TSExplanation is incorporated in the framework of the engineering training at the INSA in Rennes. It has been made by a group of eight second-year IT students and goes through the whole 2018-2019 academic year. The topics addressed are those of Machine Learning, and more specifically the classification of time series. The result returned by a classifier never includes any explanation. The human being cannot know the reasons why the classifier has chosen this result. An explanation could provide more confidence in such a tool. The aim of this project is to implement a tool able to explain a decision made by a time series classifier. This explanation must be clear and quite simple in order to be understandable by any user. To make this goal easier to understand, we can take the example of a classifier that decides if a patient has a heart disease from electrocardiograms. If a doctor uses such classifier, he would like to trust the decision made by his tool. To do so, the doctor would eventually like to be able to ask the tool to explain the classification choice (the diagnosis of the disease).
TSExplanation can train a classifier from a training set of annotated time series. The tool can also save such a classifier so that it can be used on new time series later.

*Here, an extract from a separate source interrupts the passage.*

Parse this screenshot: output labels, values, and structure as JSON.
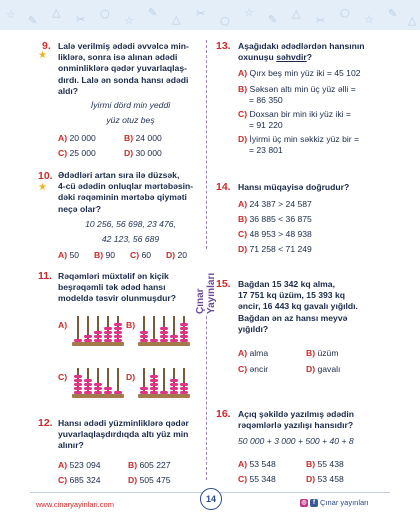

A classification problem involves assigning classes to some data. The point is to highlight some differences between these data. A classifier is a tool that can be used to solve such a problem. First of all, a classifier needs to be given some examples to base its work on, that is to say some data for which we already know the corresponding classes. Such data are called "annotated data". This step is the training phase of the classifier. Using TSExplanation, a time series classifier can be trained and saved so that it can be used later. Two different types of classifiers can be trained : one of them is based on the 1NN-DTW algorithm and the other one is based on Learning Shapelet. In order to train such classifiers, some training sets of time series can be imported by the user. This importation can be done with one the two following methods :
When a new time series has to be classified, it will be compared with the time series from the training set by the classifier. This work is done by measuring the distance between each time series from the training set and the one the user wants to classify. The time series to classify will then be assigned to the same class as the time series from the training set the closest to itself.
This classifier is based on a more complex algorithm, called Learning Shapelet. This algorithm is based on the analysis of the most characteristic time sub-series of each class. To be considered as characteristic as of a class, a sub-series needs to be present inside the time series that belong to this class but not inside those that belong to other classes. These sub-series are called Shapelets. The classification of a new time series will be based on these different Shapelets.
Once a classifier has been trained, it can be saved in a file from which it can be taken by the user when needed.
A time series is a row of values measured during a given period of time. This duration and the time interval between each measure can vary. Here are some examples of time series:
Such data can be represented in a graph to make them more readable for a human being.
The TSExplanation tool holds a graphical interface to make the user’s work easier. Therefore, the user can display any time series in the form of a graph.
The TSExplanation graphical interface also allows the user to display a time series as well as any Shapelet and to view the minimal distance between both elements. The user can therefore know the part of the time series that looks like the Shapelet the most. He then can determine by himself, visually, if the Shapelet can be considered as being part of the time series or not.
Once a classifier has been trained and saved, it can be used in order to classify a new time series. A user can import a saved classifier and the time series (s)he wants to classify.
TSExplanation will then use the imported classifier to classify the time series. After doing so, it will display the choice of classification and the explanation of this choice. This explanation is generated by an adjustment of the algorithm LIME : LIMEShape, an algorithm dedicated to the time series processing.. Such an explanation is displayed in the form of a graph. The time series parts which contributed to the classification the most will be colored in green as the ones which contributed the least will be colored in red. Therefore, a user can see the different parts of the time series which allowed the tool to make a decision. As a consequence, a user can judge by (her)himself the work that TSExplanation has made and therefore trust his(her) tool.